Puis enfin, je te vois, toi, la Dame du Lac .
Une corde à ton cou s'agite en entrelacs.
Tu devais être belle avant d'être ballon,
Sans cette coiffe d'algues dans tes cheveux blonds.

Ton cri silencieux que le courant emporte
A pour unique écho ton rigide abandon .
La corolle de tes lèvres, que les ténèbres portent,
Ne sera plus la fleur qui s'offre comme un don .

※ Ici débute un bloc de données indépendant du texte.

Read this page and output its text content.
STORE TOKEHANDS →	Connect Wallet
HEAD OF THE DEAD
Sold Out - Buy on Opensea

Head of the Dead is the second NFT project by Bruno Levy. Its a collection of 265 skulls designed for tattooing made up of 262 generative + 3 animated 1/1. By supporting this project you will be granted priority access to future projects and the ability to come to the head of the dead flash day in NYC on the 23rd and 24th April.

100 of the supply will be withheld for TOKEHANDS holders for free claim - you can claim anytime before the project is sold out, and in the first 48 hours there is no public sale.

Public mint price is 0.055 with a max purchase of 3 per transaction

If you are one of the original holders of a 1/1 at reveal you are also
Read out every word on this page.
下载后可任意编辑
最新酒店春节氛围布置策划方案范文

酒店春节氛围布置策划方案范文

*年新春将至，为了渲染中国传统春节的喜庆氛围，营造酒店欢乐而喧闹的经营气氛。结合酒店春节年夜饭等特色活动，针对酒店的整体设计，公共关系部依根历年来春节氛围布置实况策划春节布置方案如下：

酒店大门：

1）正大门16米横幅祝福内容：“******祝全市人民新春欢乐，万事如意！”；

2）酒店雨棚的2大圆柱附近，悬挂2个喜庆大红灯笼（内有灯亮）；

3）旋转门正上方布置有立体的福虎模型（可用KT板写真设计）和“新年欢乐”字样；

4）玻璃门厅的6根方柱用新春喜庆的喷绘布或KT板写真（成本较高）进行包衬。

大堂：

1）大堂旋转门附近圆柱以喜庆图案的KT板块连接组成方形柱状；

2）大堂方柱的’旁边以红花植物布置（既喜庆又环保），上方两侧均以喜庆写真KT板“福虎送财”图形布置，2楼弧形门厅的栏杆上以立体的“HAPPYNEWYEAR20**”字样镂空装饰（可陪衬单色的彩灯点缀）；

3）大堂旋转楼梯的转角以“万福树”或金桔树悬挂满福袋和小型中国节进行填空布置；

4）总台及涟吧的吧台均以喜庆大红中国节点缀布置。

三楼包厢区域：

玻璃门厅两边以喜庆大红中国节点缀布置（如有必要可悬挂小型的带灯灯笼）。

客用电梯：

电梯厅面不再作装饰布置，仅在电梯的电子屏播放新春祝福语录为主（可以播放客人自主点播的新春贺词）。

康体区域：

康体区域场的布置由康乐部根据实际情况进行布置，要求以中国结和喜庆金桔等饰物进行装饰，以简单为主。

La nuit aux gants de brume broie mon cour de passage,
Mais les grillons s'en foutent et grillonnent toujours .
Un pont de solitude enjambe le paysage .
Il ne me reste plus qu'à attendre le jour.

2003


Naissance

 Jadis il y avait un immense océan,
Parcouru seulement du long souffle du temps.
Pas de jour, pas de nuit :
Rien que le vide urgent de l’amour qui s’ennuie. 

Soudain cessa le vent ;
Un soleil se levant,
-Que personne ne vit-
Fit l’amour à la mer, et lui donna la vie.

C’est depuis que la mer, que la lumière attire,
Vient caresser la terre quand son amant se lève
Et mourir de désir,
Offerte, sur la grève.

………………………………………………... 

Il y eut un matin, prime aurore des cieux,
Qui mit des flaques d’or dans le grand  désert bleu ;
Puis il y eut un soir sur le froid désert noir 
- Mais personne pour voir. 

Des algues fureteuses, des coquilles sans âge,
Tout un peuple abyssal, fait  d’esquisses de vie,
-Que personne ne vit,
Sortirent de la nuit sous des lueurs d’orage. 

Sur ce monde en puissance, qui hésitait à naître,
Où l’enfant qui vagit n’osait encore paraître,
Tandis que le néant le disputait à l’être,
Chacun des éléments voulut régner en maître : 

Le feu pour les volcans, le ciel aux ouragans,
La terre chevauche l’eau cabrée contre le vent :
La nature criait mais nul ne l’entendait,
Car l’Homme était muet ; et  le Monde attendait.

Dans l’haleine du temps, les siècles en un torrent
Coulèrent droit devant sans rencontrer d’amants …

…………………………………………………….

Vint un matin charmant dans un jardin d’enfants ;
Elle est nue et babille, une feuille l’habille ;
Il est pur et gracile, tout d’ardeur juvénile,
Juché sur la voussure aimable d’un éléphant. 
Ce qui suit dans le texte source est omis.